- Full case name: Callisher v Bischoffsheim
- Decided: 6 June 1870
- Citation: (1869-70) LR 5 QB 449

Court membership
- Judges sitting: Lord Cockburn LCJ, Blackburn, J, Lush J and Mellor J

Keywords
- Duty of care

= Callisher v Bischoffsheim =

English contract law case

Callisher v Bischoffsheim (1869–70) LR 5 QB 449 is an English contract law case concerning consideration. It held that the compromise of a disputed claim made bonâ fide is a good consideration for a promise, even if it ultimately appears that the claim was wholly unfounded.

==Facts==
Callisher alleged that money was owed to him from the Government of Honduras, and was about to take proceedings to enforce payment.

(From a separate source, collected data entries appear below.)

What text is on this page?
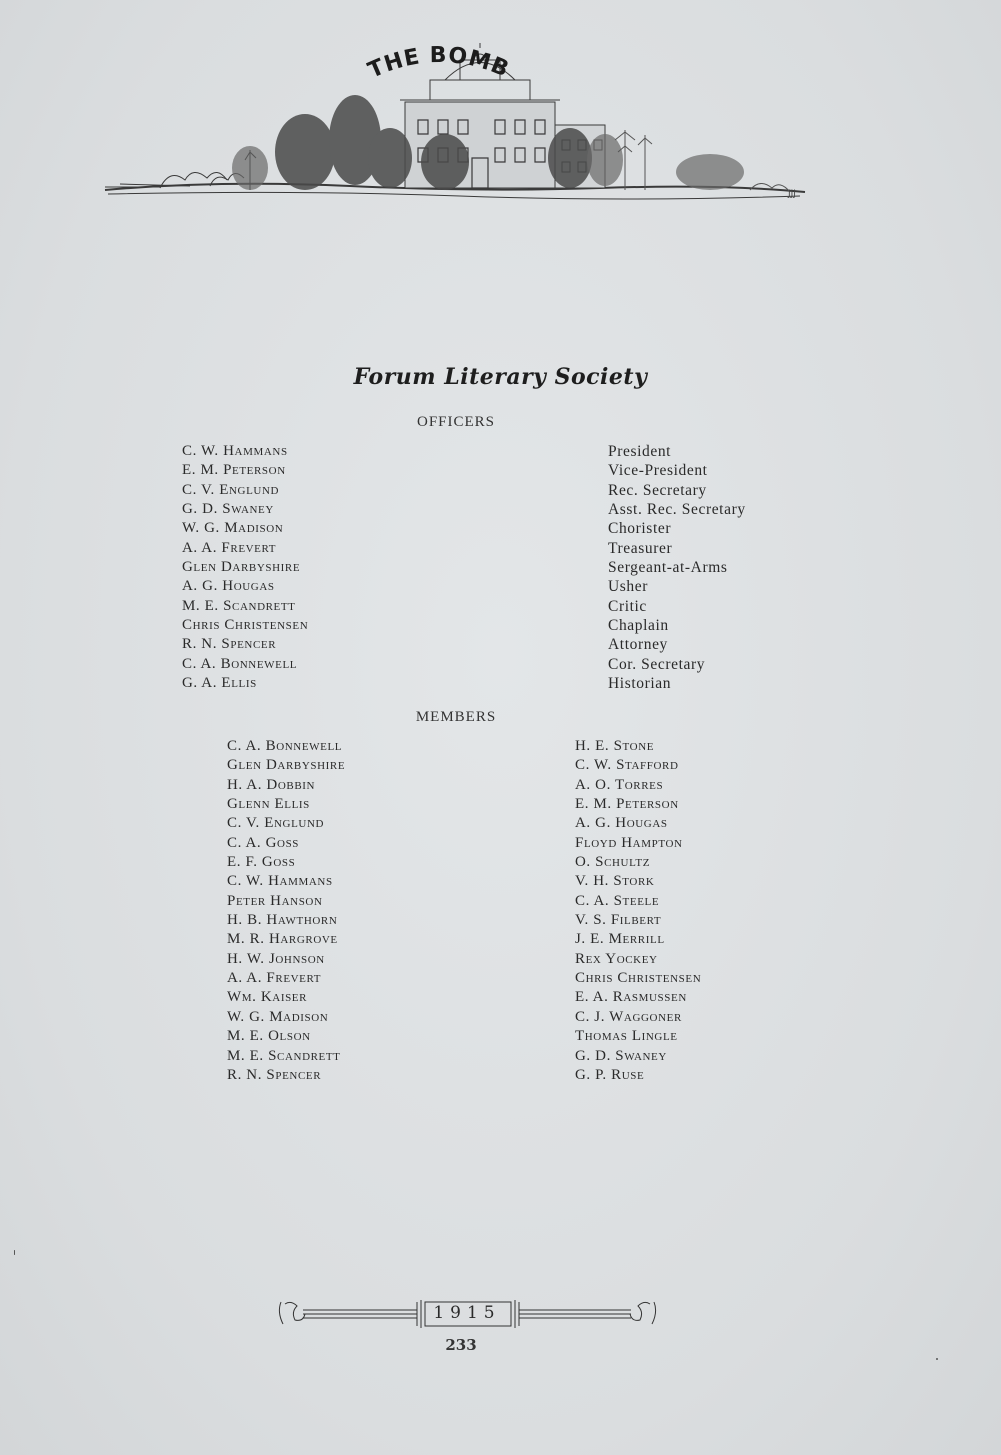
ЈЈЈ
THE BOMB
Forum Literary Society
OFFICERS
C. W. Hammans
E. M. Peterson
C. V. Englund
G. D. Swaney
W. G. Madison
A. A. Frevert
Glen Darbyshire
A. G. Hougas
M. E. Scandrett
Chris Christensen
R. N. Spencer
C. A. Bonnewell
G. A. Ellis
President
Vice-President
Rec. Secretary
Asst. Rec. Secretary
Chorister
Treasurer
Sergeant-at-Arms
Usher
Critic
Chaplain
Attorney
Cor. Secretary
Historian
MEMBERS
C. A. Bonnewell
Glen Darbyshire
H. A. Dobbin
Glenn Ellis
C. V. Englund
C. A. Goss
E. F. Goss
C. W. Hammans
Peter Hanson
H. B. Hawthorn
M. R. Hargrove
H. W. Johnson
A. A. Frevert
Wm. Kaiser
W. G. Madison
M. E. Olson
M. E. Scandrett
R. N. Spencer
H. E. Stone
C. W. Stafford
A. O. Torres
E. M. Peterson
A. G. Hougas
Floyd Hampton
O. Schultz
V. H. Stork
C. A. Steele
V. S. Filbert
J. E. Merrill
Rex Yockey
Chris Christensen
E. A. Rasmussen
C. J. Waggoner
Thomas Lingle
G. D. Swaney
G. P. Ruse
1915
233
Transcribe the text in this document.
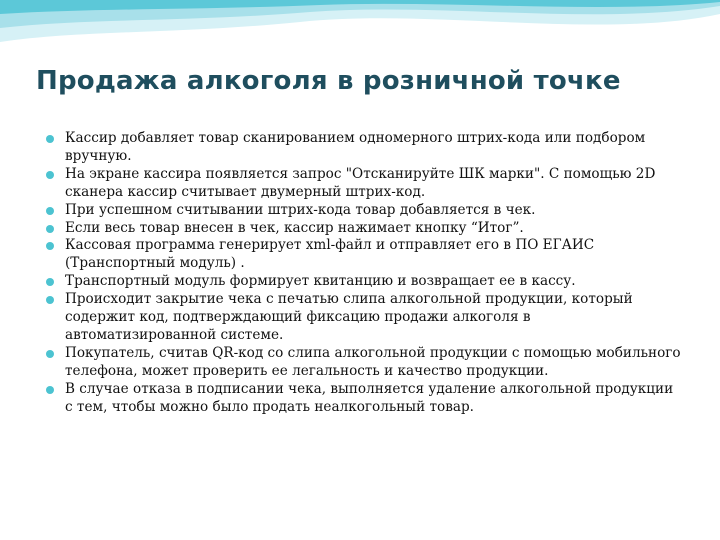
Продажа алкоголя в розничной точке
Кассир добавляет товар сканированием одномерного штрих-кода или подбором вручную.
На экране кассира появляется запрос "Отсканируйте ШК марки". С помощью 2D сканера кассир считывает двумерный штрих-код.
При успешном считывании штрих-кода товар добавляется в чек.
Если весь товар внесен в чек, кассир нажимает кнопку “Итог”.
Кассовая программа генерирует xml-файл и отправляет его в ПО ЕГАИС (Транспортный модуль) .
Транспортный модуль формирует квитанцию и возвращает ее в кассу.
Происходит закрытие чека с печатью слипа алкогольной продукции, который содержит код, подтверждающий фиксацию продажи алкоголя в автоматизированной системе.
Покупатель, считав QR-код со слипа алкогольной продукции с помощью мобильного телефона, может проверить ее легальность и качество продукции.
В случае отказа в подписании чека, выполняется удаление алкогольной продукции с тем, чтобы можно было продать неалкогольный товар.
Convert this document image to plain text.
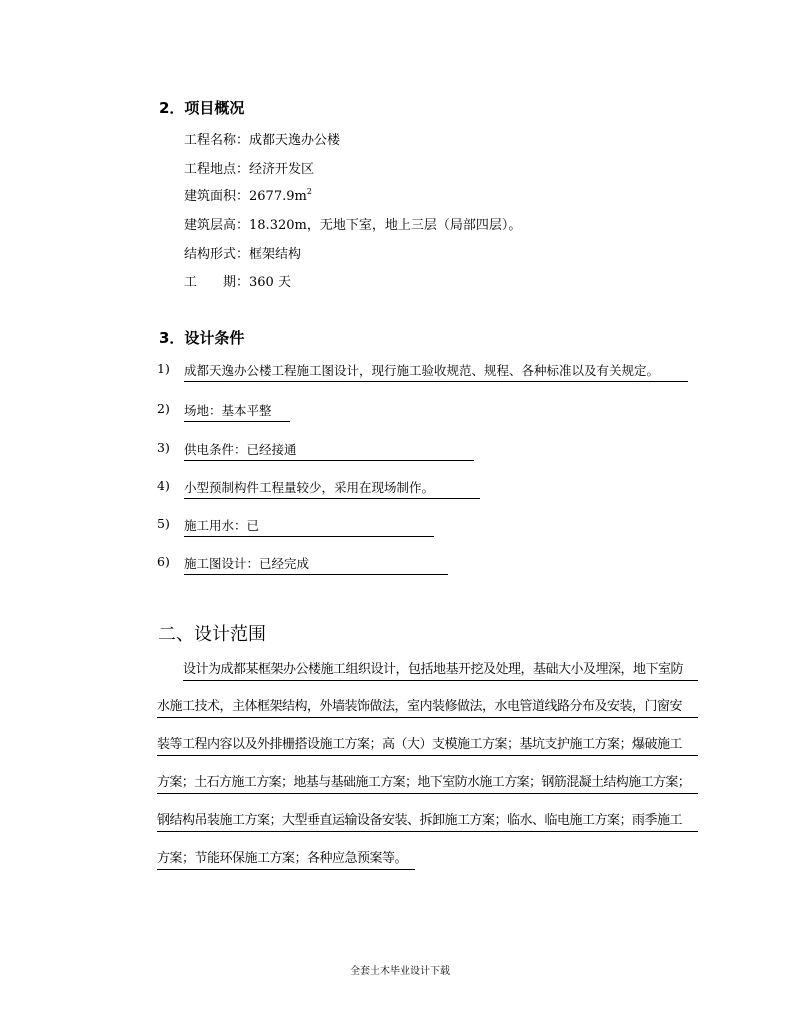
2．项目概况
工程名称：成都天逸办公楼
工程地点：经济开发区
建筑面积：$2677.9m^2$
建筑层高：18.320m，无地下室，地上三层（局部四层）。
结构形式：框架结构
工　　期：360 天
3．设计条件
1) 成都天逸办公楼工程施工图设计，现行施工验收规范、规程、各种标准以及有关规定。
2) 场地：基本平整
3) 供电条件：已经接通
4) 小型预制构件工程量较少，采用在现场制作。
5) 施工用水：已
6) 施工图设计：已经完成
二、设计范围
设计为成都某框架办公楼施工组织设计，包括地基开挖及处理，基础大小及埋深，地下室防
水施工技术，主体框架结构，外墙装饰做法，室内装修做法，水电管道线路分布及安装，门窗安
装等工程内容以及外排栅搭设施工方案；高（大）支模施工方案；基坑支护施工方案；爆破施工
方案；土石方施工方案；地基与基础施工方案；地下室防水施工方案；钢筋混凝土结构施工方案；
钢结构吊装施工方案；大型垂直运输设备安装、拆卸施工方案；临水、临电施工方案；雨季施工
方案；节能环保施工方案；各种应急预案等。
全套土木毕业设计下载
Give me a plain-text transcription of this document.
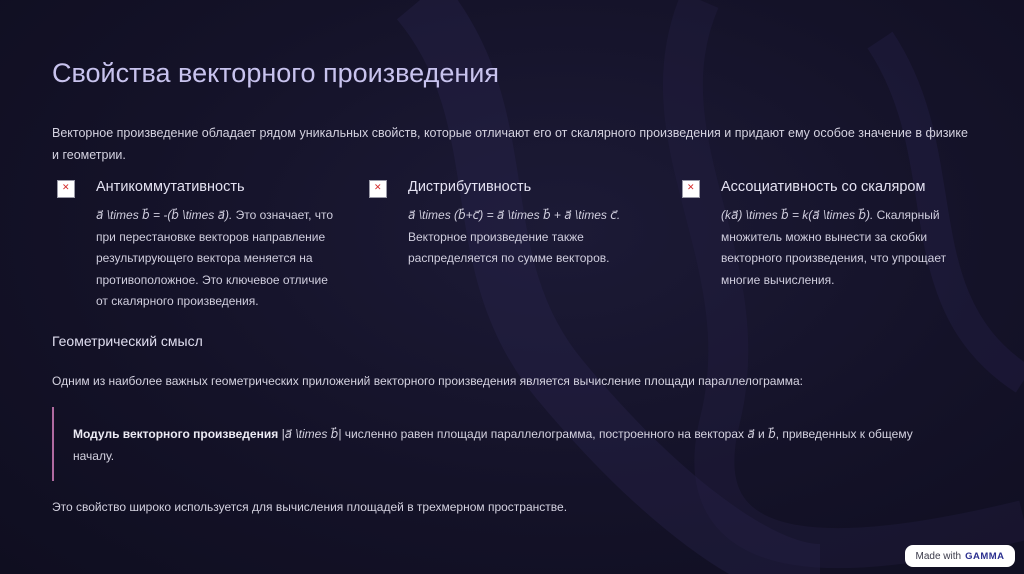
Свойства векторного произведения

Векторное произведение обладает рядом уникальных свойств, которые отличают его от скалярного произведения и придают ему особое значение в физике и геометрии.

✕
Антикоммутативность
a⃗ \times b⃗ = -(b⃗ \times a⃗). Это означает, что при перестановке векторов направление результирующего вектора меняется на противоположное. Это ключевое отличие от скалярного произведения.
✕
Дистрибутивность
a⃗ \times (b⃗+c⃗) = a⃗ \times b⃗ + a⃗ \times c⃗. Векторное произведение также распределяется по сумме векторов.
✕
Ассоциативность со скаляром
(ka⃗) \times b⃗ = k(a⃗ \times b⃗). Скалярный множитель можно вынести за скобки векторного произведения, что упрощает многие вычисления.
Геометрический смысл

Одним из наиболее важных геометрических приложений векторного произведения является вычисление площади параллелограмма:

Модуль векторного произведения |a⃗ \times b⃗| численно равен площади параллелограмма, построенного на векторах a⃗ и b⃗, приведенных к общему началу.

Это свойство широко используется для вычисления площадей в трехмерном пространстве.

Made with GAMMA
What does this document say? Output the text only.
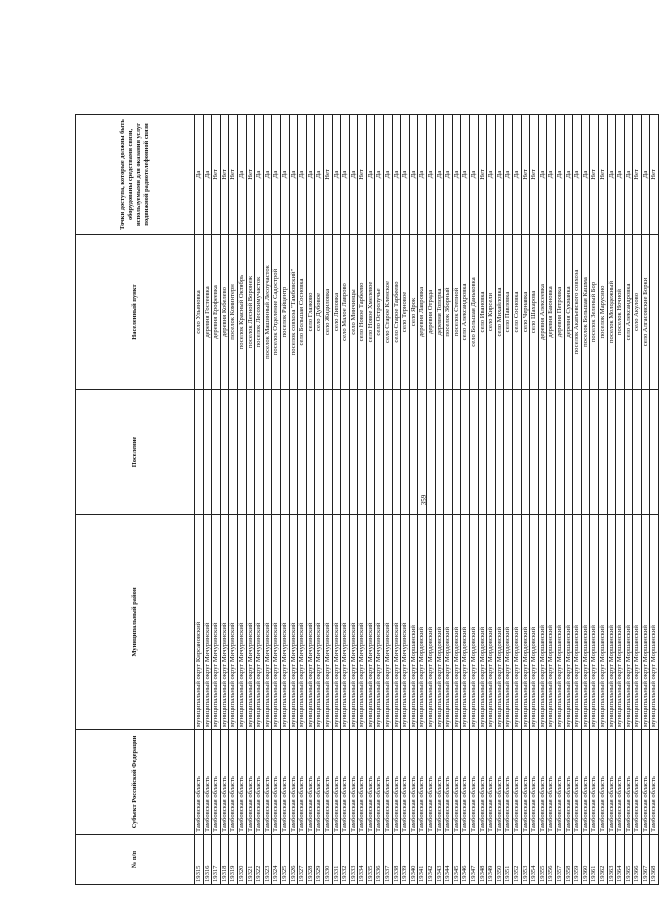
359
№ п/п	Субъект Российской Федерации	Муниципальный район	Поселение	Населенный пункт	Точки доступа, которые должны быть оборудованы средствами связи, используемыми для оказания услуг подвижной радиотелефонной связи
19315	Тамбовская область	муниципальный округ Кирсановский		село Ульяновка	Да
19316	Тамбовская область	муниципальный округ Мичуринский		деревня Гостеевка	Да
19317	Тамбовская область	муниципальный округ Мичуринский		деревня Ерофеевка	Нет
19318	Тамбовская область	муниципальный округ Мичуринский		деревня Кобелево	Нет
19319	Тамбовская область	муниципальный округ Мичуринский		поселок Коминтерн	Нет
19320	Тамбовская область	муниципальный округ Мичуринский		поселок Красный Октябрь	Да
19321	Тамбовская область	муниципальный округ Мичуринский		поселок Лесной Воронеж	Нет
19322	Тамбовская область	муниципальный округ Мичуринский		поселок Лесохимучасток	Да
19323	Тамбовская область	муниципальный округ Мичуринский		поселок Машинный Лесоучасток	Да
19324	Тамбовская область	муниципальный округ Мичуринский		поселок Отделение Садострой	Да
19325	Тамбовская область	муниципальный округ Мичуринский		поселок Райцентр	Да
19326	Тамбовская область	муниципальный округ Мичуринский		поселок совхоза "Тамбовский"	Да
19327	Тамбовская область	муниципальный округ Мичуринский		село Большая Сосновка	Да
19328	Тамбовская область	муниципальный округ Мичуринский		село Глазково	Да
19329	Тамбовская область	муниципальный округ Мичуринский		село Дубовое	Да
19330	Тамбовская область	муниципальный округ Мичуринский		село Жидиловка	Нет
19331	Тамбовская область	муниципальный округ Мичуринский		село Липовка	Да
19332	Тамбовская область	муниципальный округ Мичуринский		село Малое Лаврово	Да
19333	Тамбовская область	муниципальный округ Мичуринский		село Минчинцы	Да
19334	Тамбовская область	муниципальный округ Мичуринский		село Новое Тарбеево	Нет
19335	Тамбовская область	муниципальный округ Мичуринский		село Новое Хмелевое	Да
19336	Тамбовская область	муниципальный округ Мичуринский		село Остролучье	Да
19337	Тамбовская область	муниципальный округ Мичуринский		село Старое Кленское	Да
19338	Тамбовская область	муниципальный округ Мичуринский		село Старое Тарбеево	Да
19339	Тамбовская область	муниципальный округ Мичуринский		село Терновое	Да
19340	Тамбовская область	муниципальный округ Моршанский		село Ярок	Да
19341	Тамбовская область	муниципальный округ Мордовский		деревня Лавровка	Да
19342	Тамбовская область	муниципальный округ Мордовский		деревня Отрада	Да
19343	Тамбовская область	муниципальный округ Мордовский		деревня Топорка	Да
19344	Тамбовская область	муниципальный округ Мордовский		поселок Зборный	Да
19345	Тамбовская область	муниципальный округ Мордовский		поселок Степной	Да
19346	Тамбовская область	муниципальный округ Мордовский		село Александровка	Да
19347	Тамбовская область	муниципальный округ Мордовский		село Большая Даньковка	Да
19348	Тамбовская область	муниципальный округ Мордовский		село Ивановка	Нет
19349	Тамбовская область	муниципальный округ Мордовский		село Кирсели	Да
19350	Тамбовская область	муниципальный округ Мордовский		село Михайловка	Да
19351	Тамбовская область	муниципальный округ Мордовский		село Павловка	Да
19352	Тамбовская область	муниципальный округ Мордовский		село Сосновка	Да
19353	Тамбовская область	муниципальный округ Мордовский		село Чернавка	Нет
19354	Тамбовская область	муниципальный округ Мордовский		село Шахарова	Нет
19355	Тамбовская область	муниципальный округ Моршанский		деревня Алексеевка	Да
19356	Тамбовская область	муниципальный округ Моршанский		деревня Баюновка	Да
19357	Тамбовская область	муниципальный округ Моршанский		деревня Петровка	Да
19358	Тамбовская область	муниципальный округ Моршанский		деревня Сукманка	Да
19359	Тамбовская область	муниципальный округ Моршанский		поселок Акатьевского совхоза	Да
19360	Тамбовская область	муниципальный округ Моршанский		поселок Большая Кашма	Да
19361	Тамбовская область	муниципальный округ Моршанский		поселок Зеленый Бор	Нет
19362	Тамбовская область	муниципальный округ Моршанский		поселок Марусино	Нет
19363	Тамбовская область	муниципальный округ Моршанский		поселок Молодежный	Да
19364	Тамбовская область	муниципальный округ Моршанский		поселок Ночной	Да
19365	Тамбовская область	муниципальный округ Моршанский		село Александровка	Да
19366	Тамбовская область	муниципальный округ Моршанский		село Акулово	Нет
19367	Тамбовская область	муниципальный округ Моршанский		село Алгасовские Борки	Да
19368	Тамбовская область	муниципальный округ Моршанский			Нет
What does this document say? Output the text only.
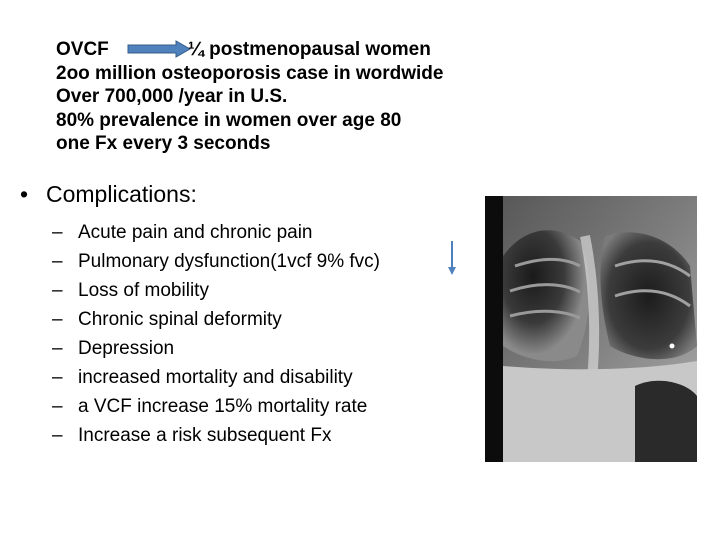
OVCF	¼ postmenopausal women
2oo million osteoporosis case in wordwide
Over 700,000 /year in U.S.
80% prevalence in women over age 80
one Fx every 3 seconds
• Complications:
– Acute pain and chronic pain
– Pulmonary dysfunction(1vcf 9% fvc)
– Loss of mobility
– Chronic spinal deformity
– Depression
– increased mortality and disability
– a VCF increase 15% mortality rate
– Increase a risk subsequent Fx
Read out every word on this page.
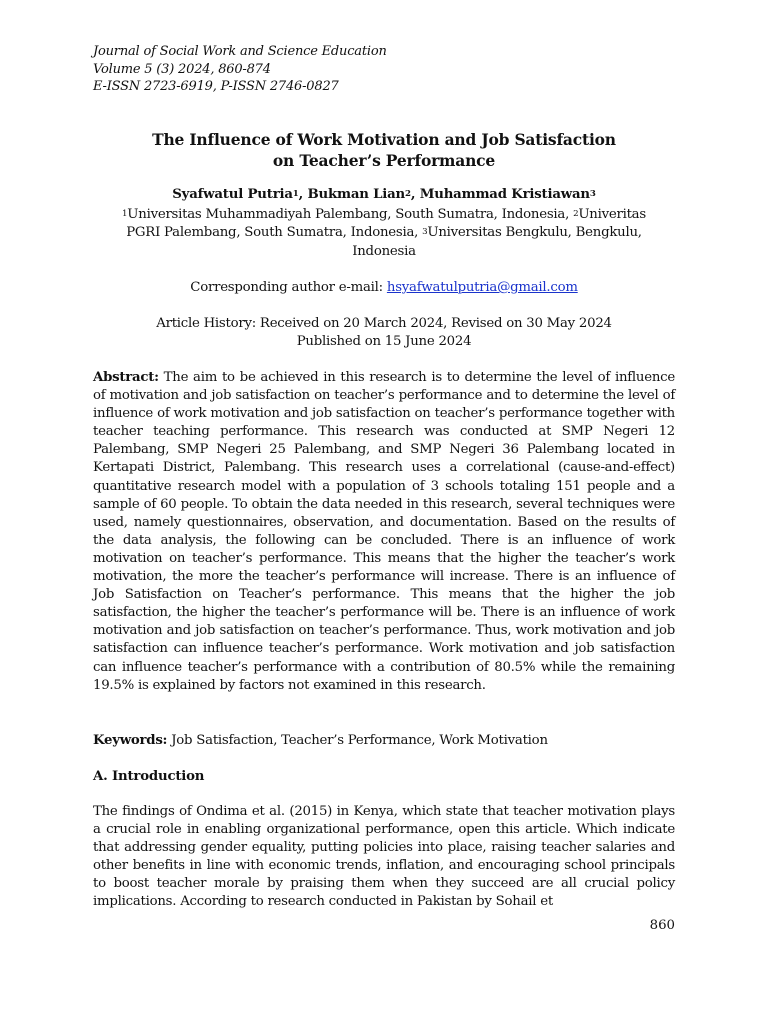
Journal of Social Work and Science Education
Volume 5 (3) 2024, 860-874
E-ISSN 2723-6919, P-ISSN 2746-0827
The Influence of Work Motivation and Job Satisfaction
on Teacher’s Performance
Syafwatul Putria$^1$, Bukman Lian$^2$, Muhammad Kristiawan$^3$
$^1$Universitas Muhammadiyah Palembang, South Sumatra, Indonesia, $^2$Univeritas
PGRI Palembang, South Sumatra, Indonesia, $^3$Universitas Bengkulu, Bengkulu,
Indonesia
Corresponding author e-mail: hsyafwatulputria@gmail.com
Article History: Received on 20 March 2024, Revised on 30 May 2024
Published on 15 June 2024
Abstract: The aim to be achieved in this research is to determine the level of influence of motivation and job satisfaction on teacher’s performance and to determine the level of influence of work motivation and job satisfaction on teacher’s performance together with teacher teaching performance. This research was conducted at SMP Negeri 12 Palembang, SMP Negeri 25 Palembang, and SMP Negeri 36 Palembang located in Kertapati District, Palembang. This research uses a correlational (cause-and-effect) quantitative research model with a population of 3 schools totaling 151 people and a sample of 60 people. To obtain the data needed in this research, several techniques were used, namely questionnaires, observation, and documentation. Based on the results of the data analysis, the following can be concluded. There is an influence of work motivation on teacher’s performance. This means that the higher the teacher’s work motivation, the more the teacher’s performance will increase. There is an influence of Job Satisfaction on Teacher’s performance. This means that the higher the job satisfaction, the higher the teacher’s performance will be. There is an influence of work motivation and job satisfaction on teacher’s performance. Thus, work motivation and job satisfaction can influence teacher’s performance. Work motivation and job satisfaction can influence teacher’s performance with a contribution of 80.5% while the remaining 19.5% is explained by factors not examined in this research.
Keywords: Job Satisfaction, Teacher’s Performance, Work Motivation
A. Introduction
The findings of Ondima et al. (2015) in Kenya, which state that teacher motivation plays a crucial role in enabling organizational performance, open this article. Which indicate that addressing gender equality, putting policies into place, raising teacher salaries and other benefits in line with economic trends, inflation, and encouraging school principals to boost teacher morale by praising them when they succeed are all crucial policy implications. According to research conducted in Pakistan by Sohail et
860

In consideration that the plaintiff would forbear taking such proceedings for an agreed time, the defendant promised to deliver to Callisher a set of Honduras Railway Loan Bonds. But then, they did not deliver the debentures, and argued that their promise to do so was unenforceable because the original suit was groundless.

==Judgment==
The Queen's Bench held the contract was enforceable because even if the suit was groundless, forbearing to sue could count as a valuable consideration. Lord Chief Justice Cockburn said the following:

Our judgment must be for the plaintiff. No doubt it must be taken that there was, in fact, no claim by the plaintiff against the Honduras Government which could be prosecuted by legal proceedings to a successful issue; but this does not vitiate the contract and destroy the validity of what is alleged as the consideration. The authorities clearly establish that if an agreement is made to compromise a disputed claim, forbearance to sue in respect of that claim is a good consideration; and whether proceedings to enforce the disputed claim have or have not been instituted makes no difference. If the defendant's contention were adopted, it would result that in no case of a doubtful claim could a compromise be enforced. Every day a compromise is effected on the ground that the party making it has a chance of succeeding in it, and if he bonâ fide believes he has a fair chance of success, he has a reasonable ground for suing, and his forbearance to sue will constitute a good consideration. When such a person forbears to sue he gives up what he believes to be a right of action, and the other party gets an advantage, and, instead of being annoyed with an action, he escapes from the vexations incident to it. The defendant's contention is unsupported by authority.

It would be another matter if a person made a claim which he knew to be unfounded, and, by a compromise, derived an advantage under it: in that case his conduct would be fraudulent. If the plea had alleged that the plaintiff knew he had no real claim against the Honduras Government, that would have been an answer to the action.

Blackburn J concurred:

I am of the same opinion. The declaration, as it stands, in effect states that the plaintiff, having alleged that certain moneys were due to him from the Honduras Government, was about to enforce payment, and the defendant suggested that the plaintiff's claim, whether good or bad, should stand over. So far, the agreement was a reasonable one. The plea, however, alleges that at the time of making the agreement no money was due. If we are to infer that the plaintiff believed that some money was due to him, his claim was honest, and the compromise of that claim would be binding, and would form a good consideration, although the plaintiff, if he had prosecuted his original claim, would have been defeated. This case is decided by Cook v Wright. In that case it appeared from the evidence that the defendant knew that the original claim of the plaintiff was invalid, yet he was held liable, as the plaintiff believed his claim to be good. The Court say that "the real consideration depends on the reality of the claim made, and the bona fides of the compromise." If the plaintiff's claim against the Honduras Government was not bonâ fide, this ought to have been alleged in the plea; but no such allegation appears.

Lush J and Mellor J stated their concurrence. New Zealand case law, Couch v Branch Investments (1969) Ltd, cites this case.